Llevan semanas prediciendo mal tiempo, pero a la gente le da igual. No hay virus que pare las ganas de salir corriendo y los que han podido han liado el petate y cogido carretera y manta. Pero otros, quizá los extremadamente cobardones y pelados, nos hemos quedado en casa manteniendo la distancia de seguridad, la mascarilla y las burbujas que, de tanto cambio normativo, ya no se sabe si son de cuatro o de cincuenta y cuatro. Por suerte nos quedan las cafeterías abiertas y algunas terrazas en las que se puede desayunar, con el permiso de la autorizad incompetente. Es pronto, ni siquiera son las nueve, pero unos cuantos parroquianos, que sufrimos las secuelas de aquel temor que impuso el cierre de las cafeterías antes de las diez, ocupamos las mesa de aforo limitado antes de quedarnos sin ellas. Un café, un agua y un croissant. Más o menos lo de siempre. Al otro lado del mostrador, una señora pide un café con leche, tres azucarillos y un brioche. Todo para llevar. Pienso que la cosa de las restricciones ha impuesto la moda del “Take away” que tanta gracia nos hacía cuando lo veíamos por ahí y que ahora, siguiendo con la desgracia, nos da tres patadas. El “para llevar” implica vaso de cartón, cucharilla de plástico y un sobre de papel con el bollo que la dependienta coloca en una bandeja de plástico que la mujer coge con cuidado y que lleva a una mesa al final del local, frente al ventanal.
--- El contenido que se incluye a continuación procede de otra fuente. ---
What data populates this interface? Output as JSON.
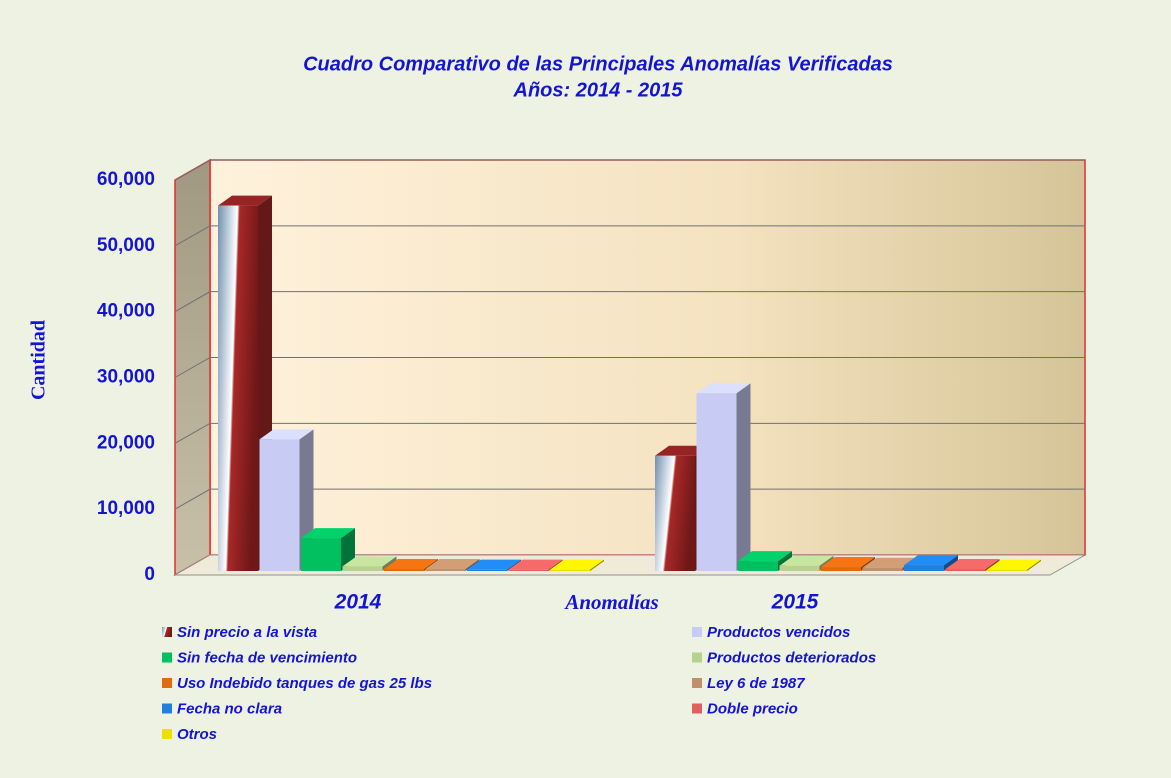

Abre una bolsa de tela que colgaba de su brazo y saca un vaso de cristal, una cucharilla, un plato pequeño y empieza por verter el café con leche en el vaso, el brioche en el plato y todos los envoltorios los amontona en la bandeja que arrincona en la esquina de la mesa. Casi espero que saque una servilleta de tela o algo parecido, pero no. Me viene a la cabeza aquella película en la que un Jack Nicholson trastornado mareaba a una camarera con sus manías y sus cosas. Le doy un par de vueltas a mi café que se enfría en una tacita de loza. Empieza a llover y un viento del carajo arrastra unas cuantas hojas secas que golpean contra el cristal. La mujer sigue desayunando, sostiene en la mano una novela de tapa blanda que lee sin importarle ni ocho, ni ochenta y ocho, que me tenga atrapada.  Me intriga lo que hará cuando acabe pero dejo de mirarla, aunque de vez en cuando alzo un poco la vista por encima de las gafas para ver si sigue allí.  No somos nada, escucho al vecino de mesa y pienso que eso no es verdad. Somos tela marinera.